Macroscale prediction of autumn leaf coloration throughout the continental United States
Previous studies have shown that warming temperatures can affect the phenology of cold deciduous forests, delaying the timing of leaf coloration. However, these works have principally been based on observations from a small number of sites. Consequently it has been challenging to infer continental-scale variations in the phenology of individual deciduous forest species and the extent to which there may be underlying climate drivers for these variations. To address that problem, this study evaluated and predicted the large-scale variations of leaf colouring by using macroscale observations and models.

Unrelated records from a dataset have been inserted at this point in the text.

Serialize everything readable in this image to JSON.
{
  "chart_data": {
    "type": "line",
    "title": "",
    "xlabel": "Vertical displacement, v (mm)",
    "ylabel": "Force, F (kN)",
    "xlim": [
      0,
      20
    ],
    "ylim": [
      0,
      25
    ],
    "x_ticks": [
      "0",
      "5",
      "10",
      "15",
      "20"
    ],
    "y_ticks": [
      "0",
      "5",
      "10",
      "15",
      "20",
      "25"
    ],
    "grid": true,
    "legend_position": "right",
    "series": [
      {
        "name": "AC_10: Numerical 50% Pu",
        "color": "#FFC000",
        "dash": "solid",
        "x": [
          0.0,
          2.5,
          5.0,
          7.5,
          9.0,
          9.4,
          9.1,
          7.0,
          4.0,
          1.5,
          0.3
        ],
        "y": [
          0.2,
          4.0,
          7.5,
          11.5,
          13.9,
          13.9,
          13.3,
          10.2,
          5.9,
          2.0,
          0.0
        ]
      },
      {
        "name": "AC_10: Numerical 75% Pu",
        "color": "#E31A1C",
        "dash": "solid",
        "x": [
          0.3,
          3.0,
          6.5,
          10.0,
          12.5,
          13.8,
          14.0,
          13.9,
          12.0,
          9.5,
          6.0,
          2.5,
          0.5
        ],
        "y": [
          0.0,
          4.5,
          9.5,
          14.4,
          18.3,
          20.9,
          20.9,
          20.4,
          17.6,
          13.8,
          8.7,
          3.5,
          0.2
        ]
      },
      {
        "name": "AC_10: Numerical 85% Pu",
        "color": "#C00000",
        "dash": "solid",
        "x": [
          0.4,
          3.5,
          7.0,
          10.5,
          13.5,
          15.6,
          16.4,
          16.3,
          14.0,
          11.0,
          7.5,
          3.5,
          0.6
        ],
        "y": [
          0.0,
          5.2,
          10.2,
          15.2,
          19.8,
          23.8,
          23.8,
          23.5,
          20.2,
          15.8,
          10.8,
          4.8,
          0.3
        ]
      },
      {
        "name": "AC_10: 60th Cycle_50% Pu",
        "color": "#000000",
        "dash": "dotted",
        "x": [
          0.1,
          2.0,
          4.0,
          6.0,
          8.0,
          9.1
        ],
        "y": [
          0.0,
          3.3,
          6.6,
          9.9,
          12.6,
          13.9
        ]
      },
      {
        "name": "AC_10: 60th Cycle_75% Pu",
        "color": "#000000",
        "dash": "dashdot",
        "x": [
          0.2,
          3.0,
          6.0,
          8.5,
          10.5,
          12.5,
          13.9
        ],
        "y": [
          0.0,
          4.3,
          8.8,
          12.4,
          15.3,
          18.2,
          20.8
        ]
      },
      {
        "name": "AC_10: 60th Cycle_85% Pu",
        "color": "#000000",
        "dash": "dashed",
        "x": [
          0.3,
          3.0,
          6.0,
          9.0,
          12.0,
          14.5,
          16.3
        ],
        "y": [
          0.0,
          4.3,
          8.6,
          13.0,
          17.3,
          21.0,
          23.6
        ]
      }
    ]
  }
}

We developed leaf colouring models using select observations (1) from Harvard Forest only and (2) from both Harvard Forest and a new, ground-based, Alaskan dataset from the USA National Phenology Network (USA-NPN). Both model types were evaluated using reserved observations from the continental-scale USA-NPN that were not used in model calibration. Validated models were then used to assess the spatial scaling and interspecies variation in the timing of leaf coloration. The sensitivity of the models to projected climate change was also evaluated.
Using a model calibrated only with data from Harvard Forest, significant biases were found in predictions of leaf colouring date for species with broad habitat ranges in the temperate to boreal regions. When calibration data from both Harvard Forest and Alaska were used, model performance improved throughout the whole continent. It was also found that species with similar shade tolerance could be described by similar models. Finally, the models indicated that climate change over the next century will affect leaf coloration in Alaska less than in the Harvard Forest region.
For a given species, continental-scale variations in the timing of autumn leaf coloration can be predicted using a model driven by photoperiod and daily temperature. The temperature sensitivity of the leaf colouring date is nonlinear, such that warmer regions have a larger temperature sensitivity than cooler regions. Species-specific measurements from multiple environments are essential for model parameterization.